Al di là delle tre medaglie conquistate agli Europei di Grenchen (Svizzera), il ciclismo su pista tricolore ha confermato di essere tornato sulla buona strada per una rinascita. Elia Viviani non rappresenta più una sorpresa, avendo vinto un oro continentale ed un bronzo iridato nella stessa stagione: sarà il leader su cui puntare ai prossimi Giochi Olimpici. Rispetto a Londra 2012, inoltre, il contingente potrebbe rivelarsi ben più numeroso. Se in Gran Bretagna era presente il solo Viviani, questa volta potrebbero fargli compagnia anche Simona Frapporti (virtualmente qualificata nell’omnium) e l’inseguimento a squadre femminile. Difficilmente sarà in Brasile, ma anche l’inseguimento maschile continua a progredire anno dopo anno, oltretutto con la valorizzazione di giovani davvero interessanti, su tutti Filippo Ganna. Gli Europei hanno inoltre definitivamente consacrato anche un talento come Simone Consonni, argento nell’eliminazione e quarto nella madison con Viviani.
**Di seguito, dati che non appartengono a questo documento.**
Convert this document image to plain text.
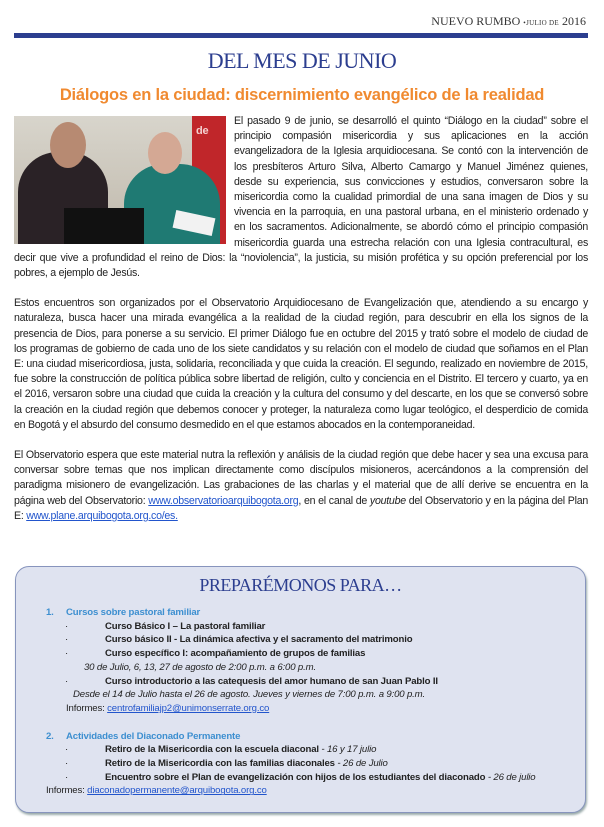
NUEVO RUMBO •JULIO DE 2016
DEL MES DE JUNIO
Diálogos en la ciudad: discernimiento evangélico de la realidad
de

El pasado 9 de junio, se desarrolló el quinto “Diálogo en la ciudad” sobre el principio compasión misericordia y sus aplicaciones en la acción evangelizadora de la Iglesia arquidiocesana. Se contó con la intervención de los presbíteros Arturo Silva, Alberto Camargo y Manuel Jiménez quienes, desde su experiencia, sus convicciones y estudios, conversaron sobre la misericordia como la cualidad primordial de una sana imagen de Dios y su vivencia en la parroquia, en una pastoral urbana, en el ministerio ordenado y en los sacramentos. Adicionalmente, se abordó cómo el principio compasión misericordia guarda una estrecha relación con una Iglesia contracultural, es decir que vive a profundidad el reino de Dios: la “noviolencia”, la justicia, su misión profética y su opción preferencial por los pobres, a ejemplo de Jesús.

Estos encuentros son organizados por el Observatorio Arquidiocesano de Evangelización que, atendiendo a su encargo y naturaleza, busca hacer una mirada evangélica a la realidad de la ciudad región, para descubrir en ella los signos de la presencia de Dios, para ponerse a su servicio. El primer Diálogo fue en octubre del 2015 y trató sobre el modelo de ciudad de los programas de gobierno de cada uno de los siete candidatos y su relación con el modelo de ciudad que soñamos en el Plan E: una ciudad misericordiosa, justa, solidaria, reconciliada y que cuida la creación. El segundo, realizado en noviembre de 2015, fue sobre la construcción de política pública sobre libertad de religión, culto y conciencia en el Distrito. El tercero y cuarto, ya en el 2016, versaron sobre una ciudad que cuida la creación y la cultura del consumo y del descarte, en los que se conversó sobre la creación en la ciudad región que debemos conocer y proteger, la naturaleza como lugar teológico, el desperdicio de comida en Bogotá y el absurdo del consumo desmedido en el que estamos abocados en la contemporaneidad.

El Observatorio espera que este material nutra la reflexión y análisis de la ciudad región que debe hacer y sea una excusa para conversar sobre temas que nos implican directamente como discípulos misioneros, acercándonos a la comprensión del paradigma misionero de evangelización. Las grabaciones de las charlas y el material que de allí derive se encuentra en la página web del Observatorio: www.observatorioarquibogota.org, en el canal de youtube del Observatorio y en la página del Plan E: www.plane.arquibogota.org.co/es.

PREPARÉMONOS PARA…
1. Cursos sobre pastoral familiar
·	Curso Básico I – La pastoral familiar
·	Curso básico II - La dinámica afectiva y el sacramento del matrimonio
·	Curso específico I: acompañamiento de grupos de familias
30 de Julio, 6, 13, 27 de agosto de 2:00 p.m. a 6:00 p.m.
·	Curso introductorio a las catequesis del amor humano de san Juan Pablo II
Desde el 14 de Julio hasta el 26 de agosto. Jueves y viernes de 7:00 p.m. a 9:00 p.m.
Informes: centrofamiliajp2@unimonserrate.org.co
2. Actividades del Diaconado Permanente
·	Retiro de la Misericordia con la escuela diaconal - 16 y 17 julio
·	Retiro de la Misericordia con las familias diaconales - 26 de Julio
·	Encuentro sobre el Plan de evangelización con hijos de los estudiantes del diaconado - 26 de julio
Informes: diaconadopermanente@arquibogota.org.co
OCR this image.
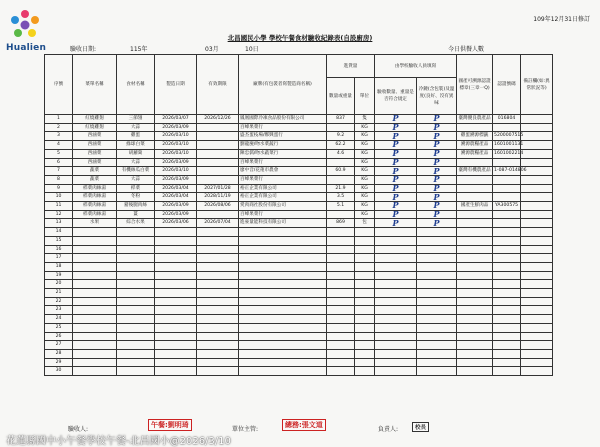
Hualien
109年12月31日修訂
北昌國民小學 學校午餐食材驗收紀錄表(自設廚房)
驗收日期:	115年	03月	10日	今日供餐人數
序號	菜單名稱	食材名稱	製造日期	有效期限	廠牌(有包裝者寫製造商名稱)	進貨量		由學校驗收人員填寫		國產可溯源認證標章(三章一Q)	認證號碼	備註欄(如:異常狀況等)
						數量或重量	單位	驗收數量、重量是否符合規定	冷鏈(含包裝)及溫度(良好、沒有異味			
1	紅燒雞翅	三節翅	2026/03/07	2026/12/26	鳳凰國際冷凍食品股份有限公司	837	隻	P	P	臺灣優良農產品	016804	
2	紅燒雞翅	大蒜	2026/03/09		百峰果菜行		KG	P	P			
3	西滷菜	雞蛋	2026/03/10		盛杰蛋枝場/鄭興蛋行	9.2	KG	P	P	雞蛋溯源標籤	5200007515	
4	西滷菜	綠球白菜	2026/03/10		劉龍慶/吻水菜蔬行	62.2	KG	P	P	溯源農糧產品	1601001131	
5	西滷菜	胡蘿蔔	2026/03/10		陳忠儒/吻水蔬菜行	4.6	KG	P	P	溯源農糧產品	1601002214	
6	西滷菜	大蒜	2026/03/09		百峰果菜行		KG	P	P			
7	蔬菜	有機絲瓜白菜	2026/03/10		廖中音/花蓮市農會	60.9	KG	P	P	臺灣有機農產品	1-087-014806	
8	蔬菜	大蒜	2026/03/09		百峰果菜行		KG	P	P			
9	桿菜肉絲湯	桿菜	2026/03/04	2027/01/28	裕正企業有限公司	21.9	KG	P	P			
10	桿菜肉絲湯	冬粉	2026/03/04	2028/11/19	裕正企業有限公司	3.5	KG	P	P			
11	桿菜肉絲湯	豬後腿肉絲	2026/03/09	2026/08/06	愛肉商社股份有限公司	5.1	KG	P	P	國產生鮮肉品	YA300575	
12	桿菜肉絲湯	薑	2026/03/09		百峰果菜行		KG	P	P			
13	水果	綜合水果	2026/03/06	2026/07/04	進豪量能科技有限公司	869	包	P	P			
14												
15												
16												
17												
18												
19												
20												
21												
22												
23												
24												
25												
26												
27												
28												
29												
30												
驗收人:
午餐:劉明琦
單位主管:
總務:張文道
負責人:	校長
花蓮縣國中小午餐學校午餐-北昌國小@2026/3/10
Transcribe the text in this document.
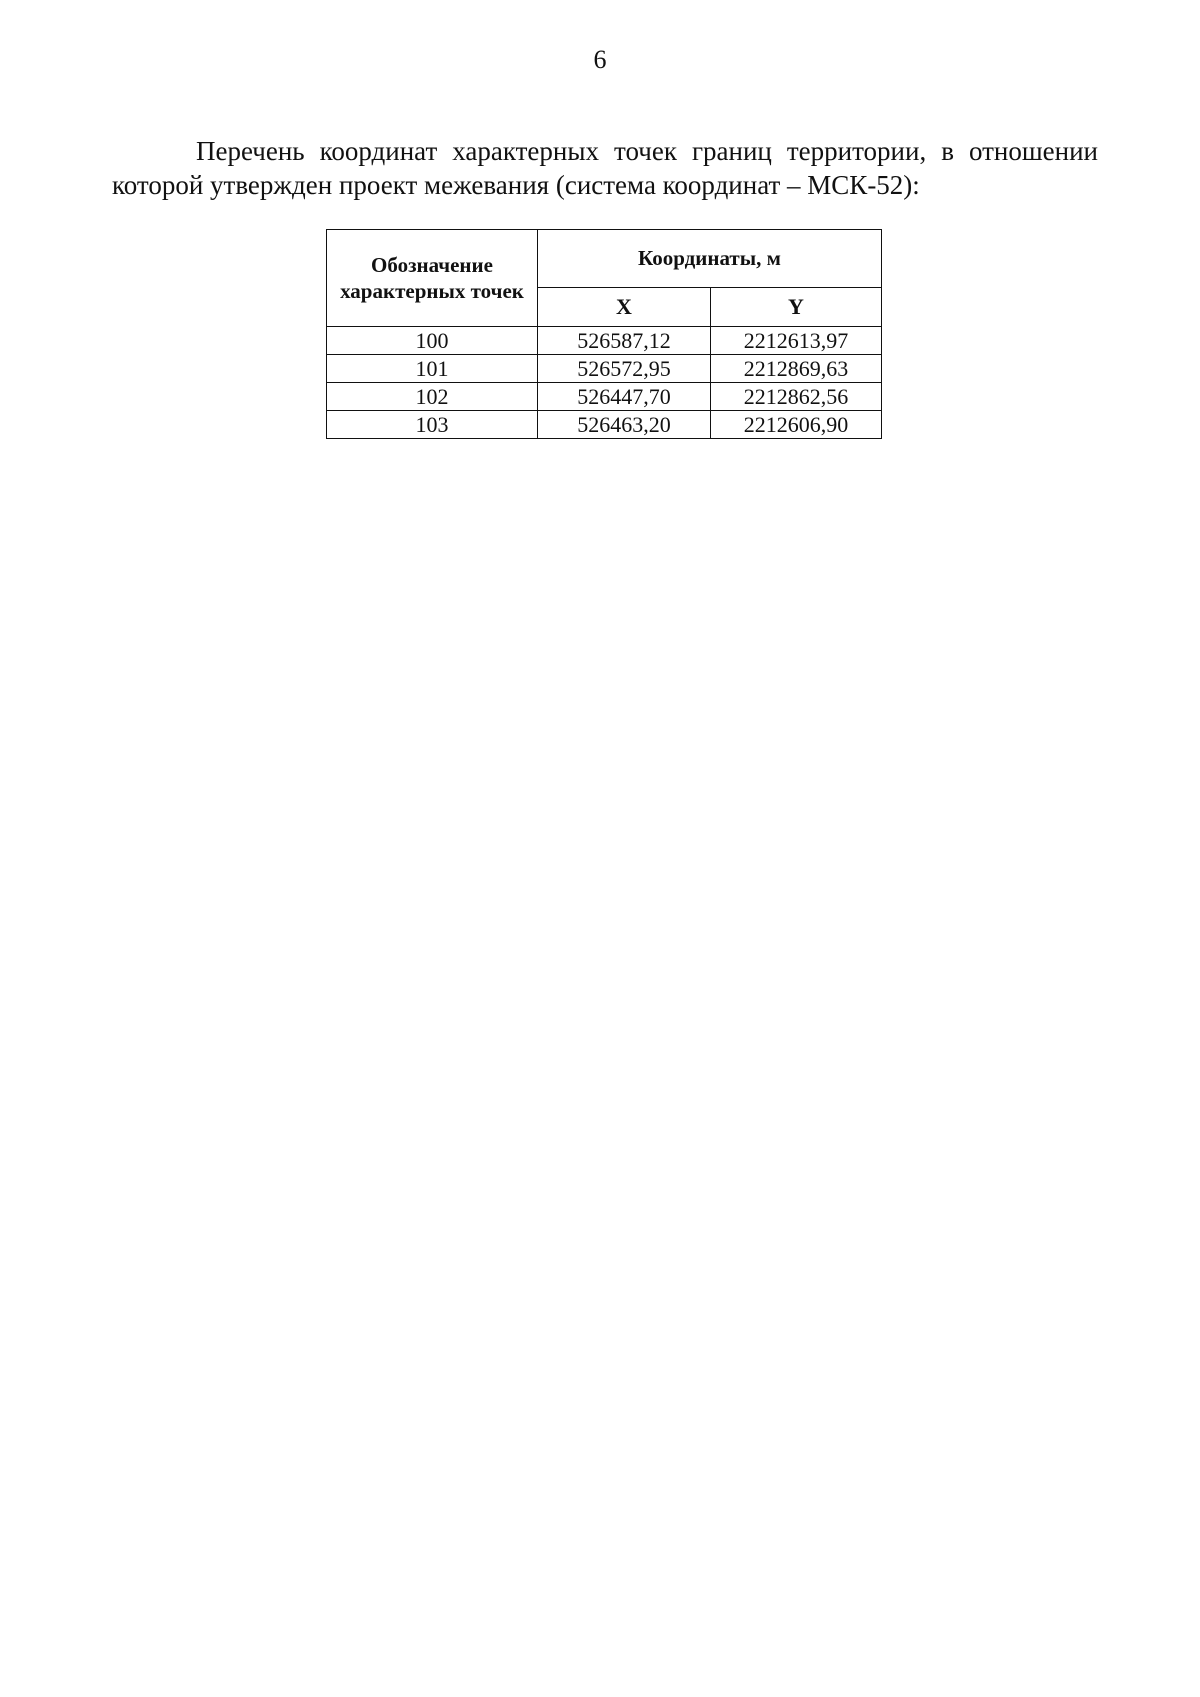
6

Перечень координат характерных точек границ территории, в отношении которой утвержден проект межевания (система координат – МСК-52):

Обозначение характерных точек	Координаты, м	
	X	Y
100	526587,12	2212613,97
101	526572,95	2212869,63
102	526447,70	2212862,56
103	526463,20	2212606,90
Si tratta di un corridore completo, che potrà fare molto bene anche su strada, avendo già dimostrato di digerire salite piuttosto impegnative (clicca qui per saperne di più). Inoltre non ci stupiremmo che proprio il 21enne bergamasco possa raccogliere l’eredità di Viviani nell’omnium dopo Rio 2016. Nel complesso, dunque, una vitalità ritrovata nel ciclismo su pista, anche se non ancora sufficiente. Va detto che, grazie al certosino e paziente lavoro della Federazione e dei tecnici, nelle ultime stagioni si è iniziata finalmente a percepire l’importanza di una simbiosi tra pista e strada, l’unica propedeutica all’altra. Ganna, Viviani e Consonni, per non parlare al femminile di Cecchini, Scandolara, Cucinotta e tante altre, ne rappresentano un esempio lampante. Eppure si può e si deve fare ancora molto di più. L’Italia è ancora pressoché assente nel settore della velocità pura, che alle Olimpiadi assegna ben 18 medaglie complessive (velocità individuale ed a squadre, keirin). Se al femminile, in questo senso, le giovani Miriam Vece ed Elena Bissolati (entrambe classe 1997) potrebbero far presagire una svolta, tra gli uomini non si intravede un atleta in grado di rilanciare la velocità. L’Italia è tornata a comprendere l’importanza della pista, ma ha il dovere di crederci ed investirci con un vigore ancora maggiore.